A second example would be the lemma concerning re-arrangements of finite sets of numbers in descending order which is used to prove the existence of a locally convex norm (Day's norm) on certain Banach spaces:

Let $s_1 \geq s_2 \geq \cdots \geq 0$ and $t_1 \geq t_2 \geq \cdots \geq 0$ and let $\pi$ be any permutation of the positive integers. Then $$ \sum_{i=1}^\infty s_i t_i - \sum_{i=1}^\infty s_i t_{\pi(i)} = \sum_{i=1}^\infty \left( s_i - s_{i-1} \right)\left( \sum_{j=1}^i t_j - \sum_{j=1}^i t_{\pi(j)} \right)$$

Answer 2

In my mind, a technical lemma is something for which you don't have a really good intuitive motivation, that you don't find to be the heart of the argument but that you need for some reason in your proof. Its proof is typically not illuminating.

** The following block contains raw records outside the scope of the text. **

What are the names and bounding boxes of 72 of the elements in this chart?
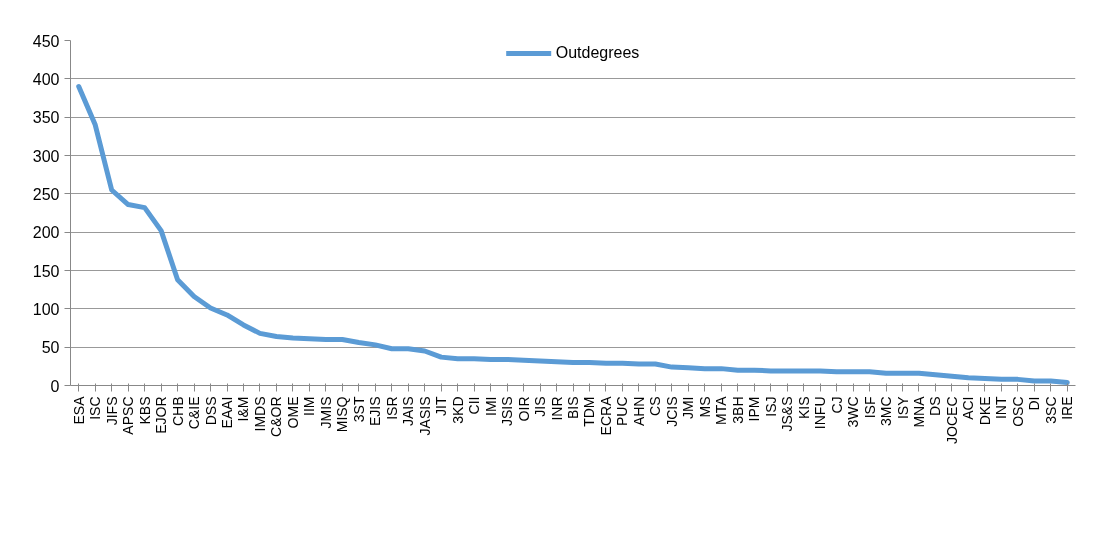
x-tick-label: PUC — [614, 396, 631, 427]
x-tick-label: ISY — [894, 395, 911, 420]
x-tick-label: CJ — [828, 396, 845, 414]
y-tick-label: 200 — [32, 224, 60, 242]
x-tick-label: EAAI — [219, 396, 236, 429]
x-tick-label: C&IE — [186, 396, 203, 430]
y-tick-label: 50 — [41, 339, 60, 357]
x-tick-label: IRE — [1059, 396, 1076, 420]
x-tick-label: OSC — [1009, 396, 1026, 427]
x-tick-label: ISJ — [762, 396, 779, 417]
x-tick-label: INR — [548, 396, 565, 421]
x-tick-label: JMI — [680, 396, 697, 420]
legend-label: Outdegrees — [555, 44, 640, 62]
x-tick-label: JASIS — [416, 396, 433, 436]
x-tick-label: ESA — [70, 395, 87, 425]
x-tick-label: MS — [696, 396, 713, 418]
x-tick-label: IMI — [482, 396, 499, 416]
x-tick-label: EJIS — [367, 396, 384, 427]
x-tick-label: CHB — [169, 396, 186, 427]
x-tick-label: ISF — [861, 396, 878, 419]
x-tick-label: DI — [1026, 396, 1043, 411]
x-tick-label: JS&S — [779, 396, 796, 432]
x-tick-label: JOCEC — [943, 396, 960, 444]
x-tick-label: JIFS — [103, 396, 120, 426]
x-tick-label: ISR — [383, 396, 400, 420]
x-tick-label: 3SC — [1042, 396, 1059, 424]
x-tick-label: OIR — [515, 396, 532, 422]
x-tick-label: AHN — [630, 396, 647, 427]
x-tick-label: KIS — [795, 396, 812, 420]
x-tick-label: 3WC — [845, 396, 862, 428]
x-tick-label: DSS — [202, 396, 219, 426]
x-tick-label: CII — [466, 396, 483, 415]
x-tick-label: OME — [284, 396, 301, 429]
x-tick-label: 3MC — [878, 396, 895, 427]
y-tick-label: 400 — [32, 70, 60, 88]
x-tick-label: JIS — [532, 396, 549, 417]
x-tick-label: 3BH — [729, 396, 746, 424]
x-tick-label: ECRA — [597, 395, 614, 436]
x-tick-label: EJOR — [153, 396, 170, 434]
x-tick-label: MNA — [910, 395, 927, 428]
x-tick-label: JMIS — [317, 396, 334, 429]
y-tick-label: 100 — [32, 300, 60, 318]
x-tick-label: I&M — [235, 396, 252, 422]
x-tick-label: JSIS — [499, 396, 516, 427]
x-tick-label: IIM — [301, 396, 318, 416]
x-tick-label: BIS — [565, 396, 581, 420]
x-tick-label: ISC — [87, 396, 104, 420]
x-tick-label: KBS — [136, 396, 153, 425]
x-tick-label: CS — [647, 396, 664, 416]
x-tick-label: ACI — [960, 396, 977, 420]
x-tick-label: JCIS — [663, 396, 680, 427]
y-tick-label: 350 — [32, 109, 60, 127]
x-tick-label: MISQ — [334, 396, 351, 433]
x-tick-label: 3KD — [449, 396, 466, 424]
x-tick-label: MTA — [713, 395, 730, 426]
y-tick-label: 300 — [32, 147, 60, 165]
x-tick-label: INT — [993, 396, 1010, 420]
x-tick-label: JIT — [433, 396, 450, 416]
x-tick-label: JAIS — [400, 396, 417, 427]
y-tick-label: 450 — [32, 32, 60, 50]
x-tick-label: C&OR — [268, 396, 285, 437]
x-tick-label: APSC — [120, 396, 137, 435]
x-tick-label: 3ST — [350, 396, 367, 423]
x-tick-label: IPM — [746, 396, 763, 422]
x-tick-label: DKE — [976, 396, 993, 426]
x-tick-label: DS — [927, 396, 944, 416]
y-tick-label: 250 — [32, 185, 60, 203]
y-tick-label: 0 — [50, 377, 60, 395]
x-tick-label: IMDS — [251, 396, 268, 432]
x-tick-label: TDM — [581, 396, 598, 427]
y-tick-label: 150 — [32, 262, 60, 280]
x-tick-label: INFU — [812, 396, 829, 430]
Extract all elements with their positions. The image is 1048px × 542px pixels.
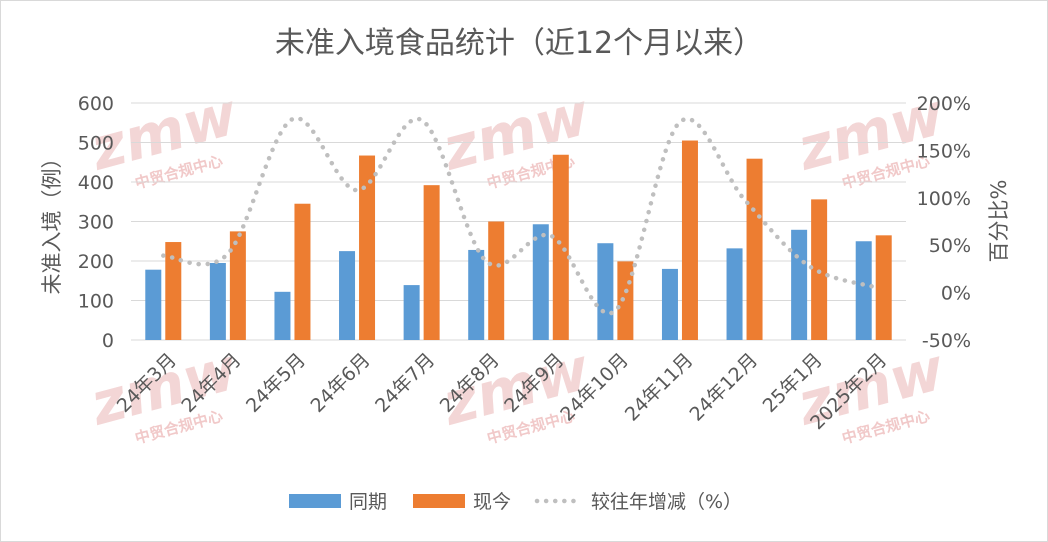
bar-current — [423, 185, 440, 340]
bar-same-period — [468, 249, 485, 340]
bar-same-period — [532, 224, 549, 340]
bar-current — [875, 235, 892, 340]
bar-current — [552, 154, 569, 340]
chart-title: 未准入境食品统计（近12个月以来） — [275, 26, 763, 61]
line-series — [161, 116, 876, 316]
bar-current — [165, 242, 182, 340]
y-tick-label: 300 — [78, 212, 114, 234]
legend-swatch — [413, 494, 465, 508]
bar-same-period — [726, 248, 743, 340]
y-tick-label: 100 — [78, 291, 114, 313]
bar-same-period — [661, 268, 678, 340]
x-tick-label: 24年6月 — [307, 349, 375, 417]
y-tick-label: 200 — [78, 251, 114, 273]
y2-tick-label: 200% — [917, 93, 971, 115]
y2-tick-label: 100% — [917, 188, 971, 210]
bar-same-period — [274, 291, 291, 340]
y2-tick-label: 50% — [929, 235, 971, 257]
y2-tick-label: 0% — [941, 283, 971, 305]
y-axis-ticks: 0 100 200 300 400 500 600 — [78, 93, 114, 352]
y2-tick-label: 150% — [917, 140, 971, 162]
bar-same-period — [339, 251, 356, 340]
y-tick-label: 0 — [102, 330, 114, 352]
y2-axis-label: 百分比% — [987, 180, 1011, 263]
legend-swatch — [289, 494, 341, 508]
bar-current — [681, 140, 698, 340]
y-tick-label: 600 — [78, 93, 114, 115]
y2-tick-label: -50% — [922, 330, 971, 352]
y-tick-label: 400 — [78, 172, 114, 194]
bar-current — [229, 231, 246, 340]
legend: 同期 现今 较往年增减（%） — [289, 491, 742, 513]
bar-same-period — [597, 243, 614, 340]
bar-same-period — [209, 262, 226, 340]
bar-current — [488, 221, 505, 340]
bar-current — [359, 155, 376, 340]
y-axis-label: 未准入境（例） — [40, 148, 64, 295]
legend-label: 现今 — [473, 491, 511, 513]
x-tick-label: 24年12月 — [685, 349, 762, 426]
line-pct-change — [161, 116, 876, 316]
legend-label: 同期 — [349, 491, 387, 513]
bar-same-period — [855, 241, 872, 340]
bar-current — [294, 203, 311, 340]
y-tick-label: 500 — [78, 133, 114, 155]
bar-same-period — [403, 285, 420, 340]
bar-same-period — [145, 269, 162, 340]
legend-label: 较往年增减（%） — [591, 491, 742, 513]
bar-same-period — [791, 229, 808, 340]
y2-axis-ticks: -50% 0% 50% 100% 150% 200% — [917, 93, 971, 352]
bar-current — [746, 158, 763, 340]
x-tick-label: 24年11月 — [621, 349, 698, 426]
x-tick-label: 24年5月 — [242, 349, 310, 417]
x-tick-label: 24年7月 — [371, 349, 439, 417]
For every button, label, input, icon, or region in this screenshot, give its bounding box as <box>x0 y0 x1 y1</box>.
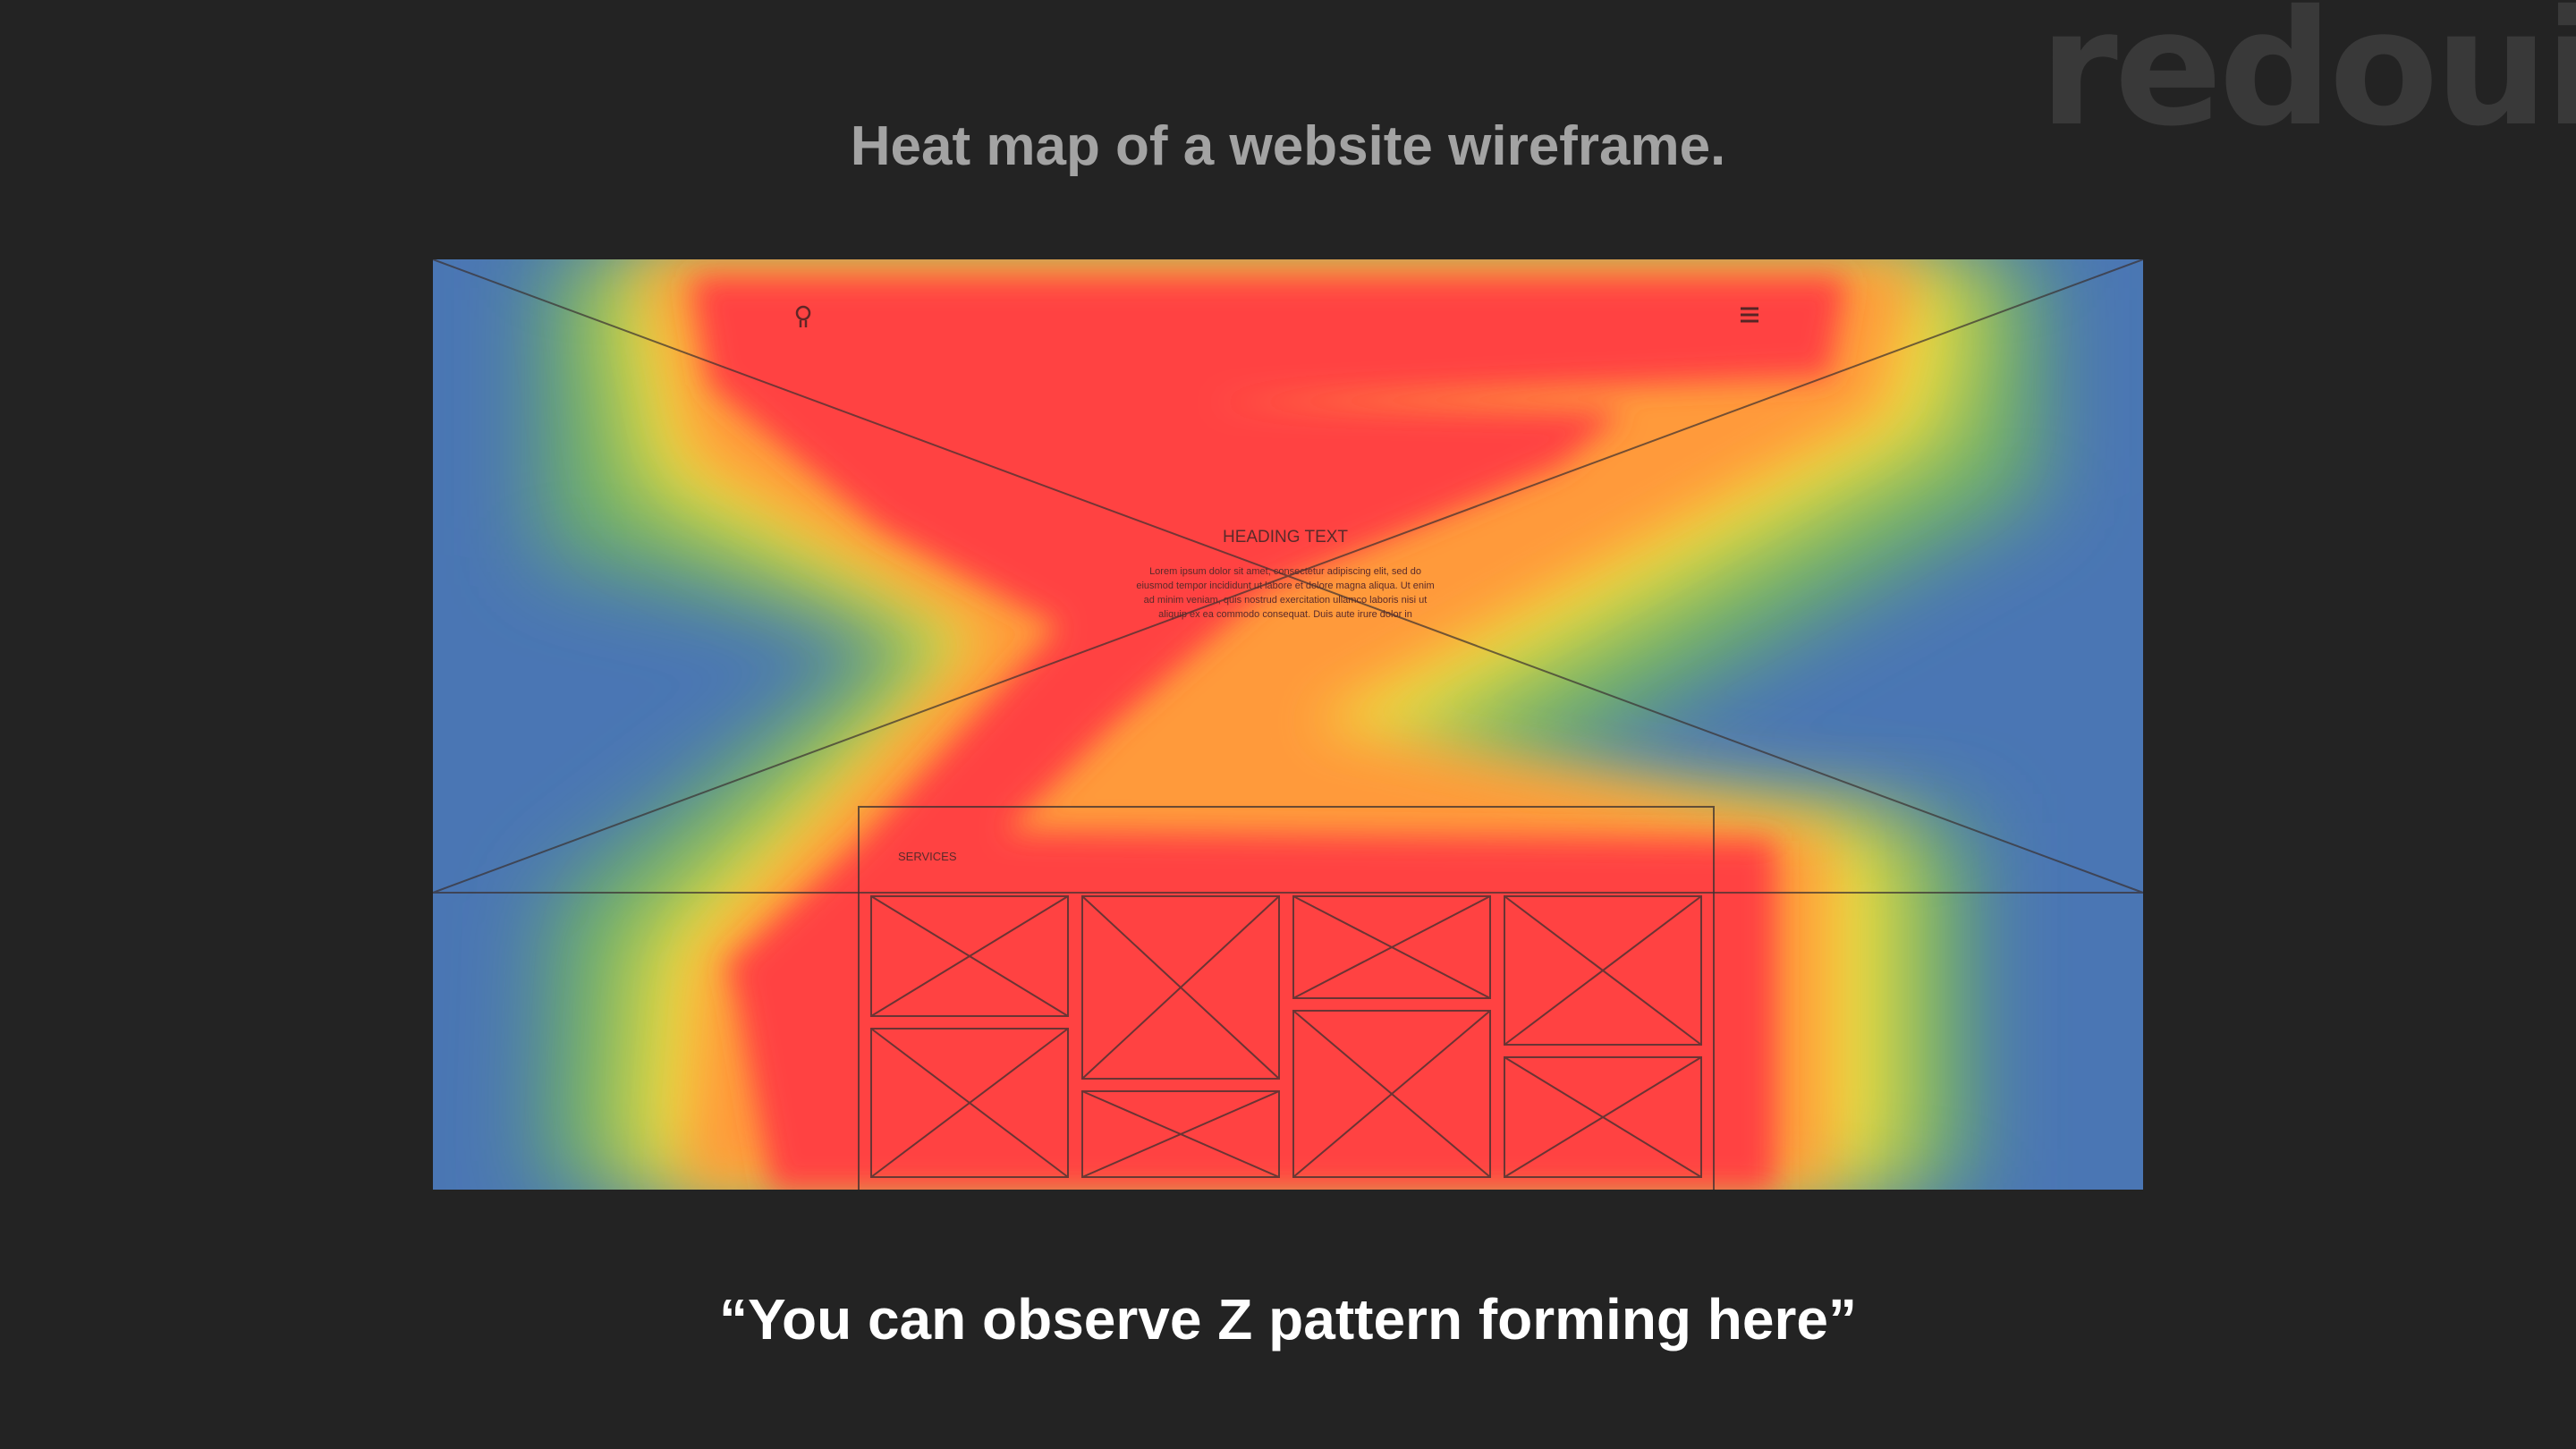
heat-core-red <box>692 277 1846 1190</box>
wireframe-body-line: Lorem ipsum dolor sit amet, consectetur … <box>1149 566 1421 577</box>
wireframe-services-label: SERVICES <box>898 850 957 863</box>
wireframe-services-section <box>858 806 1715 1190</box>
caption-quote: “You can observe Z pattern forming here” <box>719 1287 1857 1352</box>
wireframe-body-line: eiusmod tempor incididunt ut labore et d… <box>1136 580 1434 591</box>
brand-logo: redoui <box>2039 0 2576 161</box>
hamburger-menu-icon <box>1741 307 1758 323</box>
wireframe-hero-image <box>433 259 2143 894</box>
bulb-icon <box>795 305 811 327</box>
heatmap-svg: HEADING TEXT Lorem ipsum dolor sit amet,… <box>433 259 2143 1190</box>
page-title: Heat map of a website wireframe. <box>850 115 1726 177</box>
wireframe-body-line: aliquip ex ea commodo consequat. Duis au… <box>1158 609 1412 620</box>
heatmap-image: HEADING TEXT Lorem ipsum dolor sit amet,… <box>433 259 2143 1190</box>
wireframe-body-line: ad minim veniam, quis nostrud exercitati… <box>1144 595 1428 606</box>
wireframe-heading: HEADING TEXT <box>1223 528 1348 547</box>
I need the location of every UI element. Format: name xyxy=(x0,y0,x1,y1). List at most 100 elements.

If you explain a piece of mathematics to someone over coffee, you would say things like "ok, here is the main idea of the argument: [blabla]. Now, you do need a technical lemma that says [xyz], but let's not bother with why that lemma holds"

Answer 3

Depending on context, technical also often means (besides what postmortes and Glougloubarbaki say in their answers) something that is swamped with messy details and subtleties. Examples: The two stability of matter papers (1 and 2) by Freeman Dyson and Andrew Lenard are very technical. David Preiss' paper Geometry of measures in R$^n$: Distribution, rectifiability, and densities is very technical.